En el año 1973, Ariel Sharon le explicaba a Churchill que la ocupación de Gaza y Cisjordania tendría como resultado colocar a los palestinos entre un sándwich, y agobiarlos, lo que provocaría su salida. Desde 1967, cientos de judíos fueron trasladados a los territorios conquistados en la Guerra de los Seis Días, porque los dueños de su destino, los gobernantes, consideraron que ésa era la mejor táctica para Israel. Y allí cultivaron las tierras, levantaron sus casas y ocuparon las que existían, vieron nacer y crecer a sus hijos... Han pasado treinta y cinco años. Algunos de esos hijos han crecido y han formado nuevas familias, y en ésas, los dueños de su destino les ordenan que dejen sus casas, que abandonen el paisaje en el que vieron crecer a sus hijos y a sus nietos. Y que se marchen.

Stalin lo hizo a lo grande: millones de rusos fueron trasladados de un lugar a otro del inmenso territorio. Decenas, puede que decenas de miles de ellos no sintieron la larga tristeza del desarraigo, porque murieron en las penosas condiciones del traslado.

Cuando el dueño de una fábrica se equivoca en la manufactura de una partida de tornillos, los tornillos se desechan. Cuando el dueño de nuestro destino -aunque sean dueños elegidos democráticamente por nosotros- yerran en sus decisiones, nos complican la vida, en el mejor de los casos, o nos la desgarran, en el peor.

Si la guerra es demasiado importante para dejarla en manos de los militares, la administración de la paz es tan significativa y trascendental que no se puede dejar sólo en manos de los políticos.
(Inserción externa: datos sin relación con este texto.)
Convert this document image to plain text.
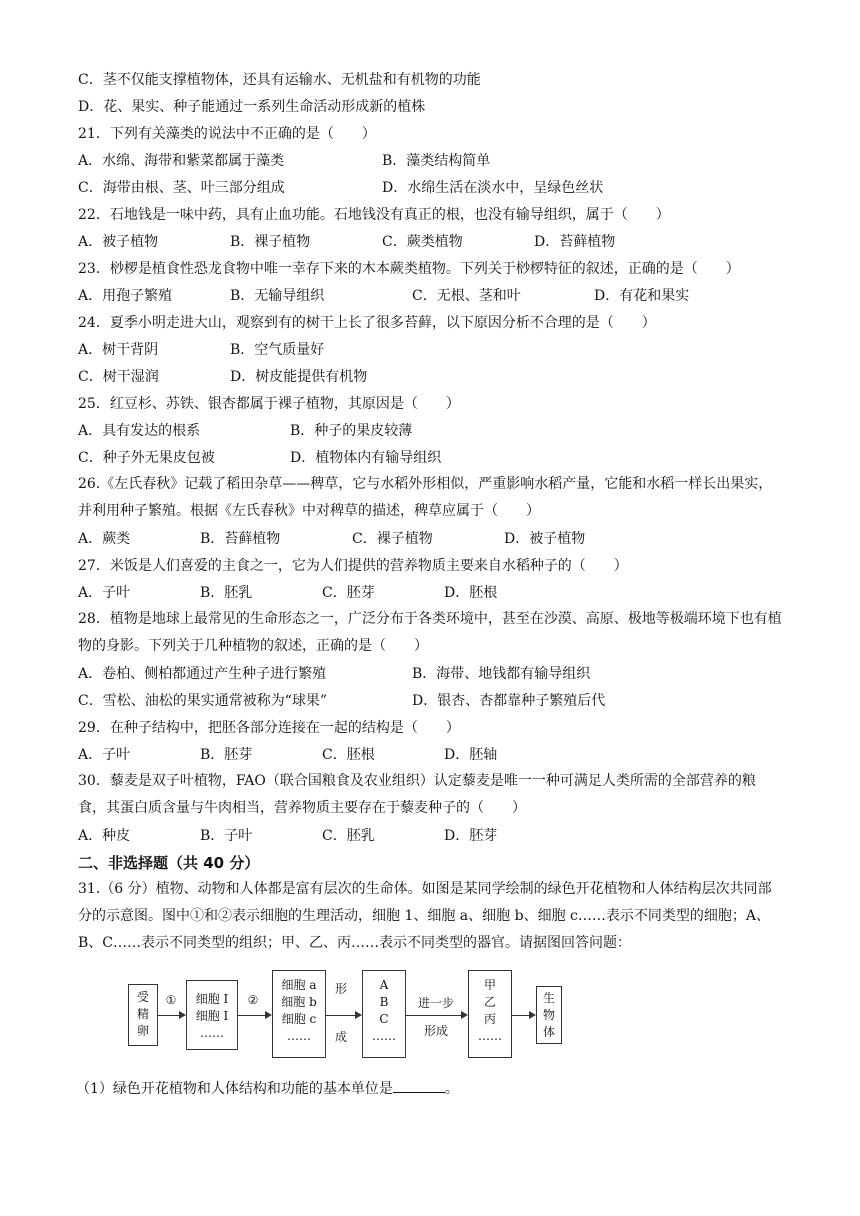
C．茎不仅能支撑植物体，还具有运输水、无机盐和有机物的功能
D．花、果实、种子能通过一系列生命活动形成新的植株
21．下列有关藻类的说法中不正确的是（　　）
A．水绵、海带和紫菜都属于藻类	B．藻类结构简单
C．海带由根、茎、叶三部分组成	D．水绵生活在淡水中，呈绿色丝状
22．石地钱是一味中药，具有止血功能。石地钱没有真正的根，也没有输导组织，属于（　　）
A．被子植物	B．裸子植物	C．蕨类植物	D．苔藓植物
23．桫椤是植食性恐龙食物中唯一幸存下来的木本蕨类植物。下列关于桫椤特征的叙述，正确的是（　　）
A．用孢子繁殖	B．无输导组织	C．无根、茎和叶	D．有花和果实
24．夏季小明走进大山，观察到有的树干上长了很多苔藓，以下原因分析不合理的是（　　）
A．树干背阴	B．空气质量好
C．树干湿润	D．树皮能提供有机物
25．红豆杉、苏铁、银杏都属于裸子植物，其原因是（　　）
A．具有发达的根系	B．种子的果皮较薄
C．种子外无果皮包被	D．植物体内有输导组织
26.《左氏春秋》记载了稻田杂草——稗草，它与水稻外形相似，严重影响水稻产量，它能和水稻一样长出果实，并利用种子繁殖。根据《左氏春秋》中对稗草的描述，稗草应属于（　　）
A．蕨类	B．苔藓植物	C．裸子植物	D．被子植物
27．米饭是人们喜爱的主食之一，它为人们提供的营养物质主要来自水稻种子的（　　）
A．子叶	B．胚乳	C．胚芽	D．胚根
28．植物是地球上最常见的生命形态之一，广泛分布于各类环境中，甚至在沙漠、高原、极地等极端环境下也有植物的身影。下列关于几种植物的叙述，正确的是（　　）
A．卷柏、侧柏都通过产生种子进行繁殖	B．海带、地钱都有输导组织
C．雪松、油松的果实通常被称为“球果”	D．银杏、杏都靠种子繁殖后代
29．在种子结构中，把胚各部分连接在一起的结构是（　　）
A．子叶	B．胚芽	C．胚根	D．胚轴
30．藜麦是双子叶植物，FAO（联合国粮食及农业组织）认定藜麦是唯一一种可满足人类所需的全部营养的粮食，其蛋白质含量与牛肉相当，营养物质主要存在于藜麦种子的（　　）
A．种皮	B．子叶	C．胚乳	D．胚芽
二、非选择题（共 40 分）
31.（6 分）植物、动物和人体都是富有层次的生命体。如图是某同学绘制的绿色开花植物和人体结构层次共同部分的示意图。图中①和②表示细胞的生理活动，细胞 1、细胞 a、细胞 b、细胞 c……表示不同类型的细胞；A、B、C……表示不同类型的组织；甲、乙、丙……表示不同类型的器官。请据图回答问题：
受
精
卵
①	细胞 I
细胞 I
……
②
细胞 a
细胞 b
细胞 c
……
形
成
A
B
C
……
进一步
形成
甲
乙
丙
……
生
物
体
（1）绿色开花植物和人体结构和功能的基本单位是	。
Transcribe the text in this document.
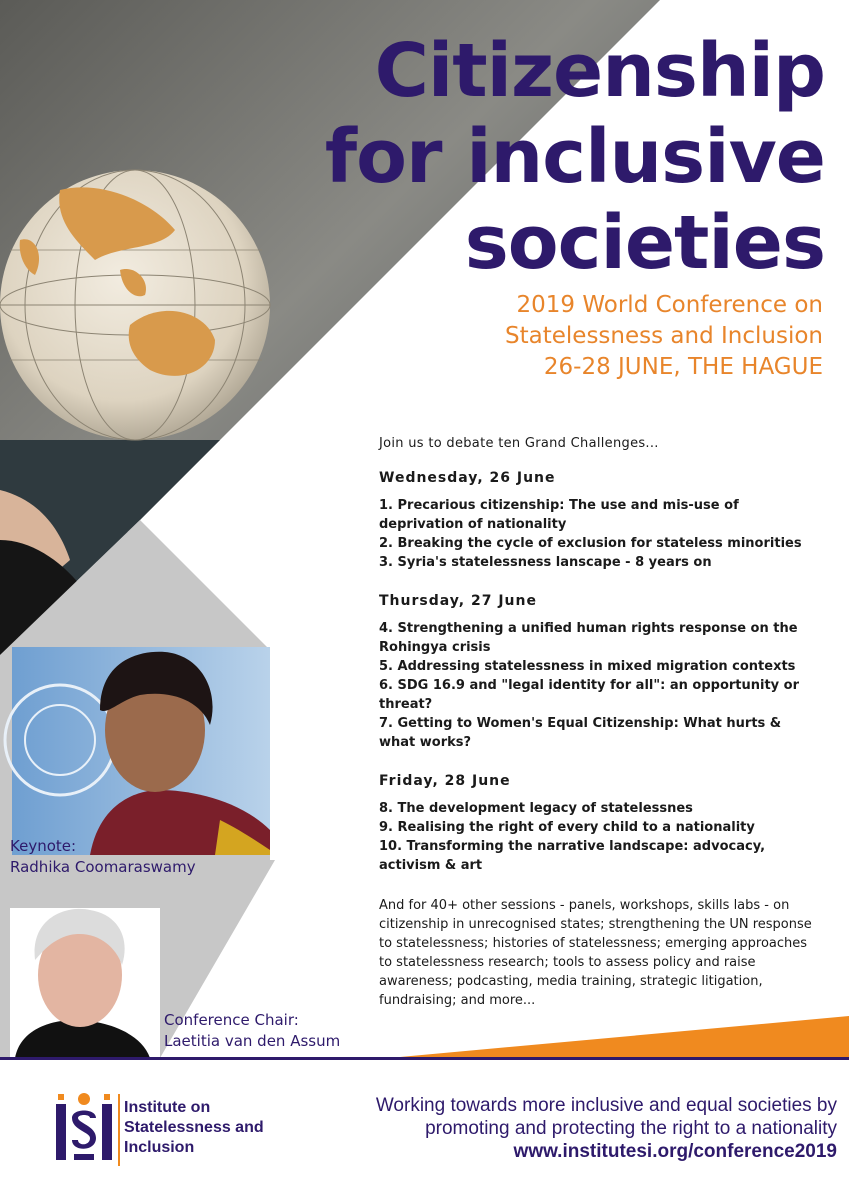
Citizenship
for inclusive
societies
2019 World Conference on
Statelessness and Inclusion
26-28 JUNE, THE HAGUE
Join us to debate ten Grand Challenges...
Wednesday, 26 June
1. Precarious citizenship: The use and mis-use of deprivation of nationality
2. Breaking the cycle of exclusion for stateless minorities
3. Syria's statelessness lanscape - 8 years on
Thursday, 27 June
4. Strengthening a unified human rights response on the Rohingya crisis
5. Addressing statelessness in mixed migration contexts
6. SDG 16.9 and "legal identity for all": an opportunity or threat?
7. Getting to Women's Equal Citizenship: What hurts & what works?
Friday, 28 June
8. The development legacy of statelessnes
9. Realising the right of every child to a nationality
10. Transforming the narrative landscape: advocacy, activism & art
And for 40+ other sessions - panels, workshops, skills labs - on citizenship in unrecognised states; strengthening the UN response to statelessness; histories of statelessness; emerging approaches to statelessness research; tools to assess policy and raise awareness; podcasting, media training, strategic litigation, fundraising; and more...
Keynote:
Radhika Coomaraswamy
Conference Chair:
Laetitia van den Assum
Institute on
Statelessness and
Inclusion
Working towards more inclusive and equal societies by
promoting and protecting the right to a nationality
www.institutesi.org/conference2019
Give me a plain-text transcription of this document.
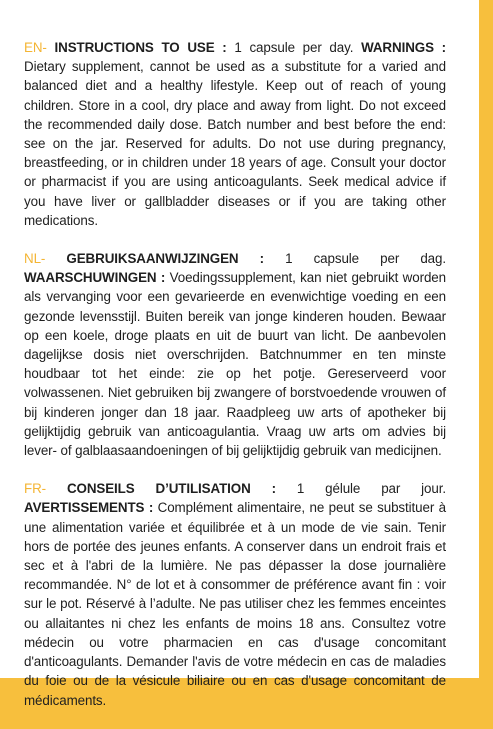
EN- INSTRUCTIONS TO USE : 1 capsule per day. WARNINGS : Dietary supplement, cannot be used as a substitute for a varied and balanced diet and a healthy lifestyle. Keep out of reach of young children. Store in a cool, dry place and away from light. Do not exceed the recommended daily dose. Batch number and best before the end: see on the jar. Reserved for adults. Do not use during pregnancy, breastfeeding, or in children under 18 years of age. Consult your doctor or pharmacist if you are using anticoagulants. Seek medical advice if you have liver or gallbladder diseases or if you are taking other medications.

NL- GEBRUIKSAANWIJZINGEN : 1 capsule per dag. WAARSCHUWINGEN : Voedingssupplement, kan niet gebruikt worden als vervanging voor een gevarieerde en evenwichtige voeding en een gezonde levensstijl. Buiten bereik van jonge kinderen houden. Bewaar op een koele, droge plaats en uit de buurt van licht. De aanbevolen dagelijkse dosis niet overschrijden. Batchnummer en ten minste houdbaar tot het einde: zie op het potje. Gereserveerd voor volwassenen. Niet gebruiken bij zwangere of borstvoedende vrouwen of bij kinderen jonger dan 18 jaar. Raadpleeg uw arts of apotheker bij gelijktijdig gebruik van anticoagulantia. Vraag uw arts om advies bij lever- of galblaasaandoeningen of bij gelijktijdig gebruik van medicijnen.

FR- CONSEILS D’UTILISATION : 1 gélule par jour. AVERTISSEMENTS : Complément alimentaire, ne peut se substituer à une alimentation variée et équilibrée et à un mode de vie sain. Tenir hors de portée des jeunes enfants. A conserver dans un endroit frais et sec et à l'abri de la lumière. Ne pas dépasser la dose journalière recommandée. N° de lot et à consommer de préférence avant fin : voir sur le pot. Réservé à l’adulte. Ne pas utiliser chez les femmes enceintes ou allaitantes ni chez les enfants de moins 18 ans. Consultez votre médecin ou votre pharmacien en cas d'usage concomitant d'anticoagulants. Demander l'avis de votre médecin en cas de maladies du foie ou de la vésicule biliaire ou en cas d'usage concomitant de médicaments.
Sus decisiones nos afectan tanto que es necesario, aunque no queramos meternos en política, vigilar a los políticos. Puesto que está demostrado que por cálculos erróneos o por intereses espurios, o por egoísmos partidistas, pueden tomar decisiones que trastoquen nuestros afanes, nuestras ilusiones y aspiraciones, hasta el punto de que nos frustren nuestros proyectos de vida.